The influence of microplastics on mercury biogeochemistry in San Francisco Bay and Lake Erie

Katlin Bowman, University of California, Santa Cruz, Santa Cruz, CA, United States; Moss Landing Marine Laboratories, Moss Landing, CA, United States, Carl H Lamborg, University of California Santa Cruz, Santa Cruz, United States; University of California Santa Cruz, Ocean Sciences, Santa Cruz, United States, Alison Agather, NOAA, United States and Chad R Hammerschmidt, Wright State University Main Campus, Dayton, OH, United States
Abstract:
Microplastics are an emerging contaminant that threaten the health of aquatic ecosystems. These small (<5 mm) fragments of deteriorated plastic concentrate contaminants and are consumed by zooplankton, fish, marine mammals, and sea birds. Microplastics also host microbial biofilms that may alter the biogeochemical cycling of metals such as mercury. We investigated the influence of microplastics on mercury cycling in San Francisco Bay and Lake Erie. Plastic abundance ranged from 1,000 to 2,000 items km-2 in San Francisco Bay and 8,000 to 65,000 items km-2 in Lake Erie. Concentrations of total mercury adsorbed to plastic fragments were less than 15 ng/g in Lake Erie with ~1% as methylmercury. In San Francisco Bay, concentrations of total mercury adsorbed to microplastics were 25-100 ng/g and methylmercury concentrations were within the range of Bay plankton. Partition coefficients for plastic in each system were 1–3 orders of magnitude lower than natural particles.
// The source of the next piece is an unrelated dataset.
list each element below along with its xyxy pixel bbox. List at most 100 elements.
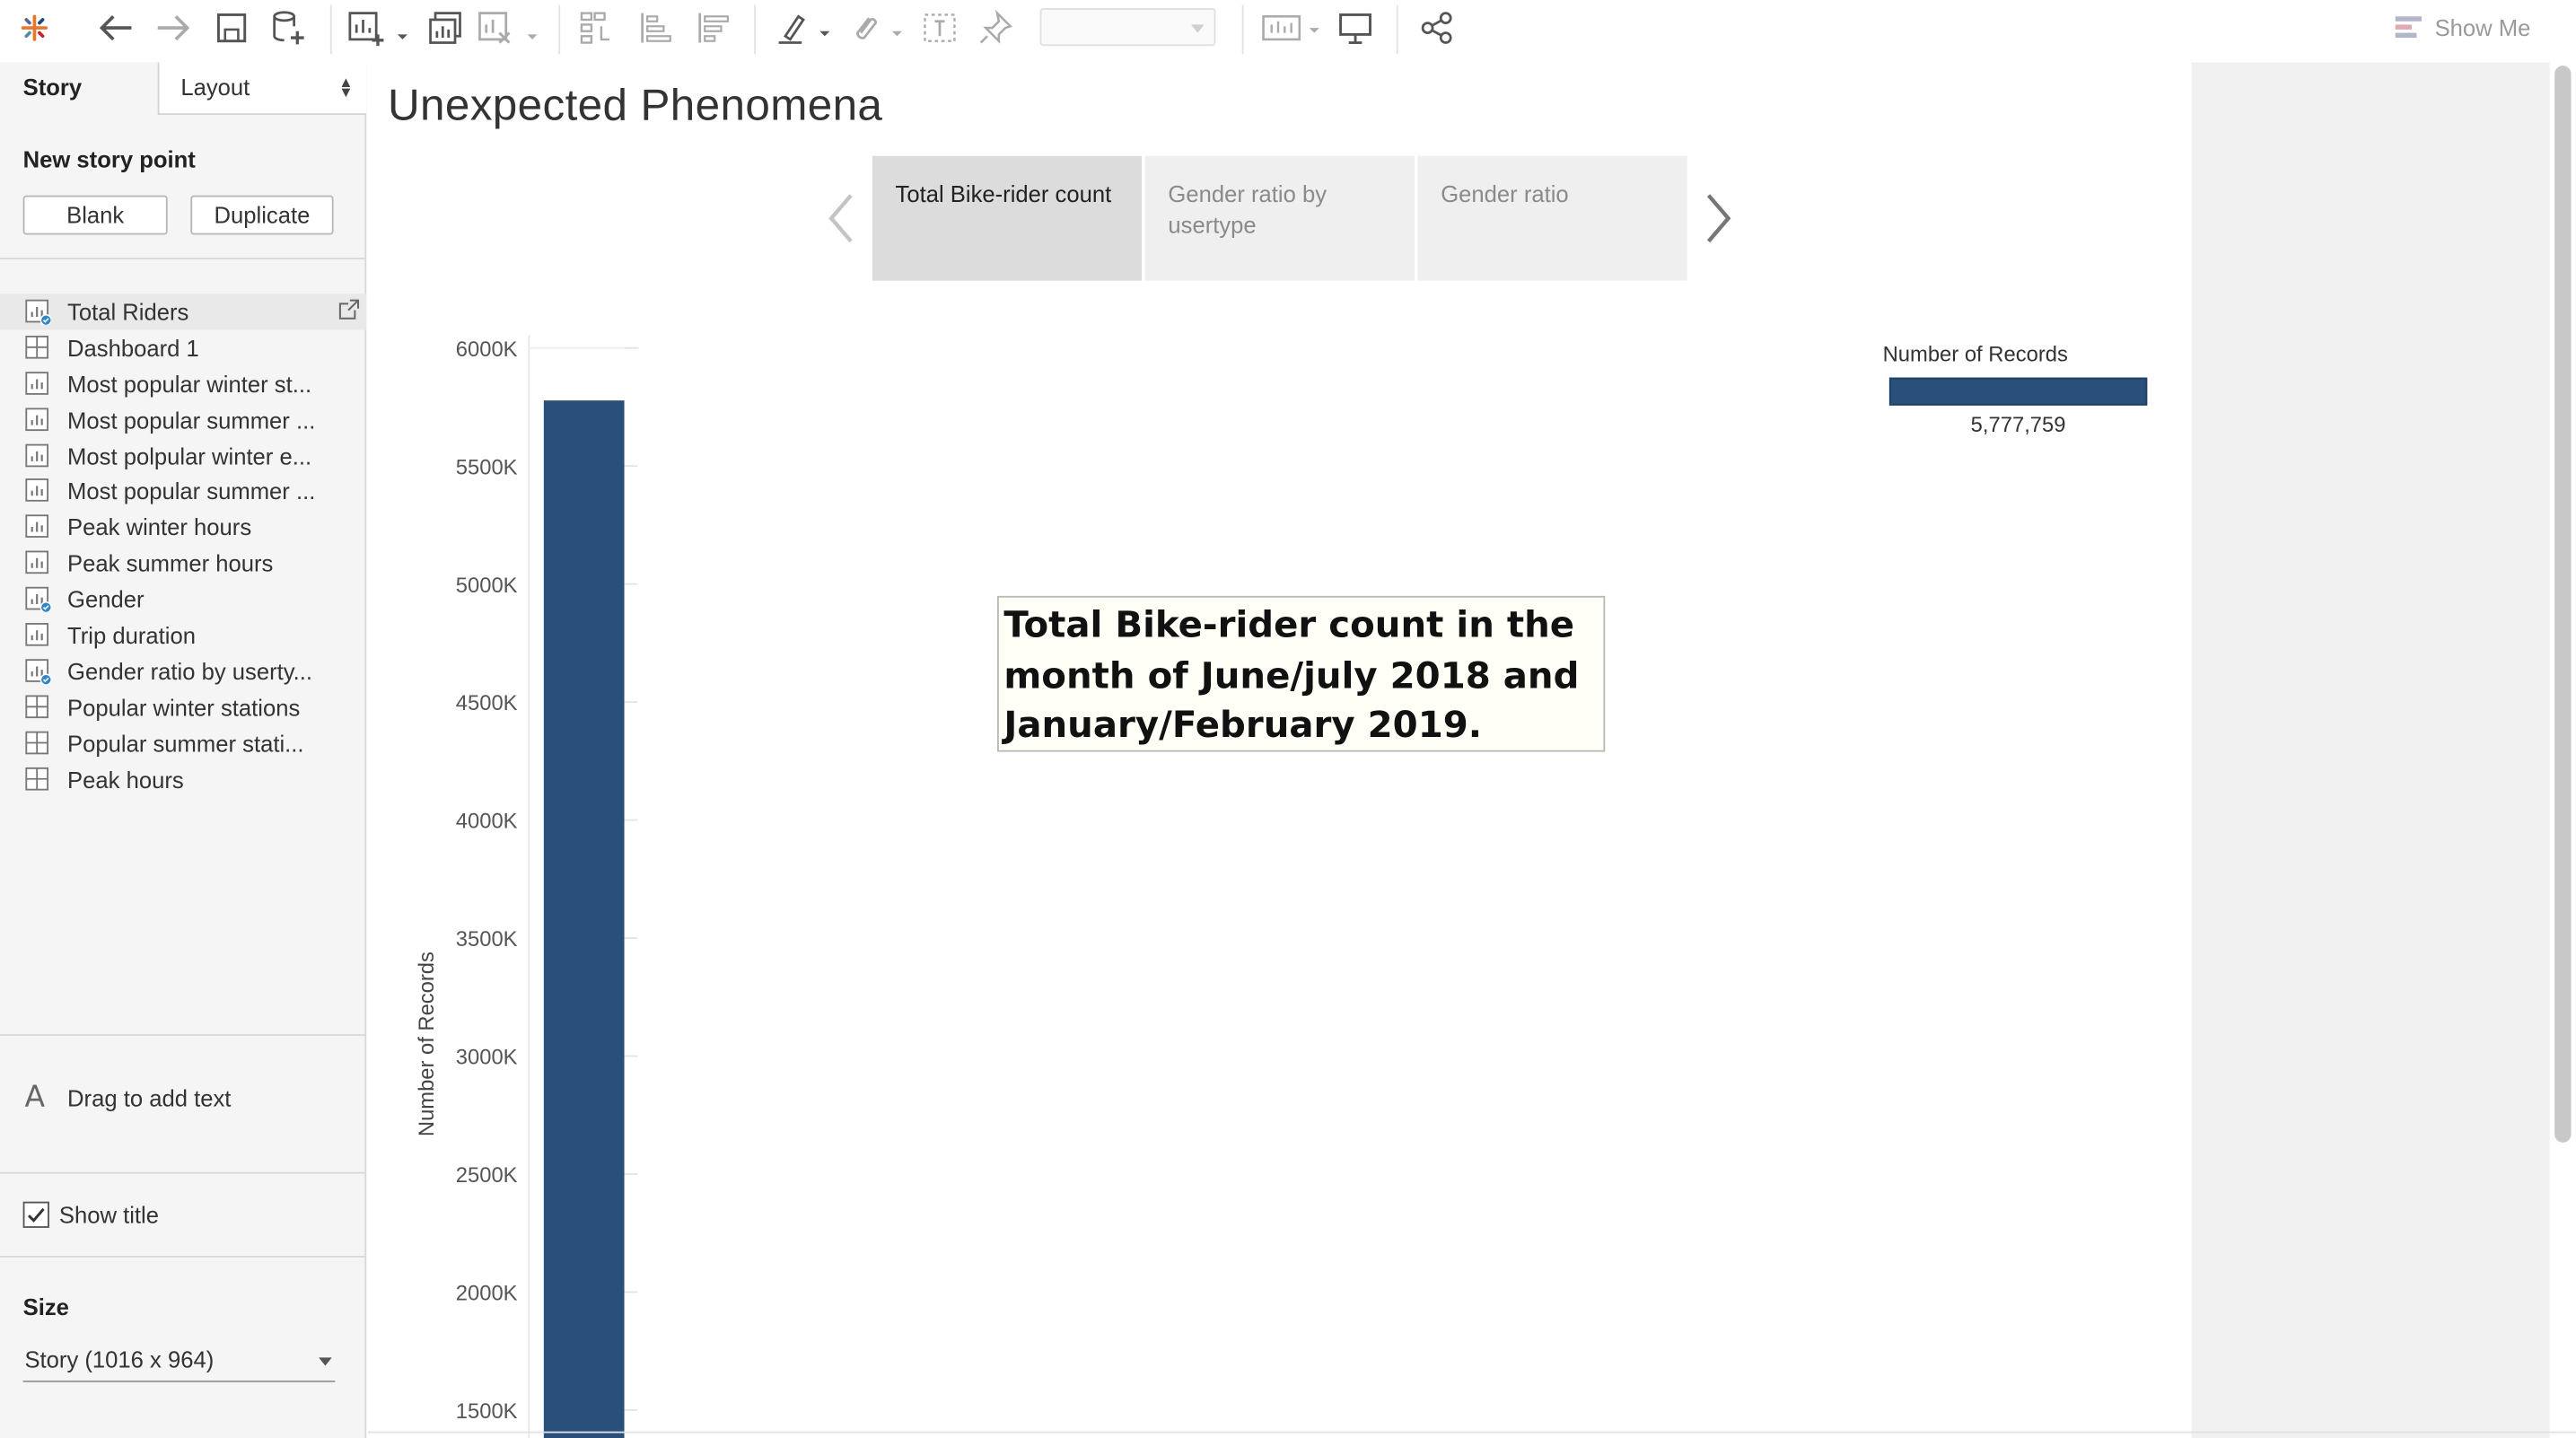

Metagenomic sequencing was used to characterize microbial biofilms attached to plastic debris and mercury cycling genes from the mer operon (i.e. merA) were identified. Incubation experiments with enriched mercury isotopes in seawater revealed lower production rates of methylmercury with the addition of microplastics. Microfibers were found in fish guts from both San Francisco Bay and Lake Erie, however, there was no correlation between fiber ingestion and fish mercury concentrations. Microplastics adsorb primarily inorganic mercury from aquatic environments and may aid in the detoxification (i.e. reduction & demethylation) of methylmercury.